JeffreySarnoff / RollingFunctions.jl

Roll a window over data; apply a function over the window.
MIT License
117 stars 7 forks source link

Upgrade to allow for missing values #7

Closed tbeason closed 6 years ago

tbeason commented 6 years ago

Since the ecosystem seems to be moving towards missing values instead of NaN, I think it would be appropriate to incorporate those things here. I think it should be possible to just change all of the method signature endings from where T<:Number to where T<:Union{Number,Union{Number,Missing}}. I did this locally on rolling, rolling_fill_first, and roll_sum and was able to get roll_sum(FILL_FIRST,Int,missing,data) to work as expected.

I did not test any other cases (mostly just hacking this together so I can move on with my program), but my guess is that it will work for other cases as well.

Hope this is a helpful suggestion.

JeffreySarnoff commented 6 years ago

I had planned to use missing when updating for your requested behavior. Your suggestion and thoughts are helpful. I appreciate this.

JeffreySarnoff commented 6 years ago

check back tomorrow morning

JeffreySarnoff commented 6 years ago
Pkg.checkout("RollingFunctions")
using RollingFunctions

I am not ready to tag this -- awaiting feedback, and your alpha testing. Let me know of any glitches you encounter with their causes [I ran it once].

It seems I may need to implement missing-aware versions if we want e.g. a rolling mean that does not propagate missing as the mean of 50 values that includes one missing. What do you think?

tbeason commented 6 years ago

Both changes (span > window & missing values) appear to be working, at least for the limited test cases I tried. Thanks for that.

My first thought about your suggestion about missing propagation is that it might not be necessary. Missings provides several functions for dealing with missing values in an Array, so the user could utilize that functionality when passing data to rolling functions. For example, if I want to ignore missing when computing a rolling sum, I can replace them with 0 via Missings.replace(data,0). However, that actually does fail right now when I supply it to a rolling function where I fill with missing.

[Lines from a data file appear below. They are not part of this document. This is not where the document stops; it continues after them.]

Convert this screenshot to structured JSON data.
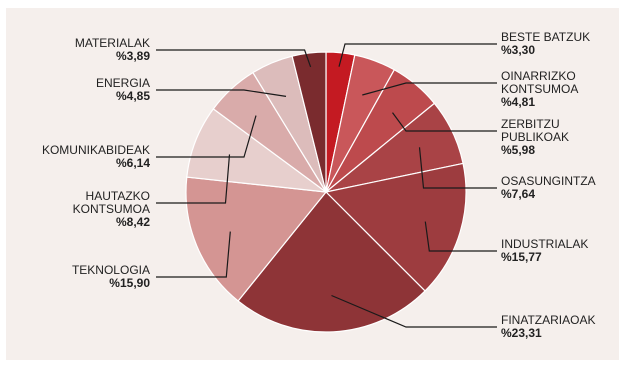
{
  "chart_data": {
    "type": "pie",
    "start_angle_deg": 0,
    "direction": "clockwise",
    "slices": [
      {
        "label": [
          "BESTE BATZUK"
        ],
        "value_text": "%3,30",
        "value": 3.3,
        "color": "#c41a22"
      },
      {
        "label": [
          "OINARRIZKO",
          "KONTSUMOA"
        ],
        "value_text": "%4,81",
        "value": 4.81,
        "color": "#c9575a"
      },
      {
        "label": [
          "ZERBITZU",
          "PUBLIKOAK"
        ],
        "value_text": "%5,98",
        "value": 5.98,
        "color": "#bd4a4d"
      },
      {
        "label": [
          "OSASUNGINTZA"
        ],
        "value_text": "%7,64",
        "value": 7.64,
        "color": "#a94346"
      },
      {
        "label": [
          "INDUSTRIALAK"
        ],
        "value_text": "%15,77",
        "value": 15.77,
        "color": "#9d3c3f"
      },
      {
        "label": [
          "FINATZARIAOAK"
        ],
        "value_text": "%23,31",
        "value": 23.31,
        "color": "#8e3437"
      },
      {
        "label": [
          "TEKNOLOGIA"
        ],
        "value_text": "%15,90",
        "value": 15.9,
        "color": "#d49593"
      },
      {
        "label": [
          "HAUTAZKO",
          "KONTSUMOA"
        ],
        "value_text": "%8,42",
        "value": 8.42,
        "color": "#e7cfcd"
      },
      {
        "label": [
          "KOMUNIKABIDEAK"
        ],
        "value_text": "%6,14",
        "value": 6.14,
        "color": "#d9abaa"
      },
      {
        "label": [
          "ENERGIA"
        ],
        "value_text": "%4,85",
        "value": 4.85,
        "color": "#dcbcbb"
      },
      {
        "label": [
          "MATERIALAK"
        ],
        "value_text": "%3,89",
        "value": 3.89,
        "color": "#7a2b2e"
      }
    ]
  }
}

julia> roll_sum(FILL_FIRST,5,missing,collect(Missings.replace(a,0)))
ERROR: MethodError: no method matching roll_sum(::Type{Val{:FILL_FIRST}}, ::Int64, ::Missings.Missing, ::Array{Float64,1})
Closest candidates are:
  roll_sum(::Type{Val{:FILL_FIRST}}, ::Int64, ::T, ::AbstractArray{T,1}) where T at C:\Users\tbeason\.julia\v0.6\RollingFunctions\src\running.jl:15
  roll_sum(::Type{Val{:FILL_FIRST}}, ::Int64, ::AbstractArray{T,1}) where T at C:\Users\tbeason\.julia\v0.6\RollingFunctions\src\running.jl:9
  roll_sum(::Type{Val{:FILL_LAST}}, ::Int64, ::T, ::AbstractArray{T,1}) where T at C:\Users\tbeason\.julia\v0.6\RollingFunctions\src\running.jl:17
  ...

I'm guessing that this fails because the type of the input is not Union{T,Missing}, but the result needs to be widened to that because the filler is missing. So in that sense, perhaps things need to be made more "missing-aware" as you put it. Additionally, it is necessary to collect the iterator right now because without collecting the input is not yet a subtype of AbstractVector. So, again, another place that has room for improvement because it would be better if I didn't have to do that collection.

On the other hand, if you aren't opposed to keyword arguments, and it isn't too difficult, perhaps just having skipmissing={true|false} and replacemissing=value keyword arguments might be more convenient. The problem is that how missing values get treated changes depending on what statistic you are computing. For sum, it's 0. For prod, it's 1. When computing the mean, it's 0 but is it counted as an actual observation? The list goes on. Might be better to leave those decisions to the user. In the work that I do, typically we want missing propagation, so cases when I need to avoid it would be a minority of the time anyway.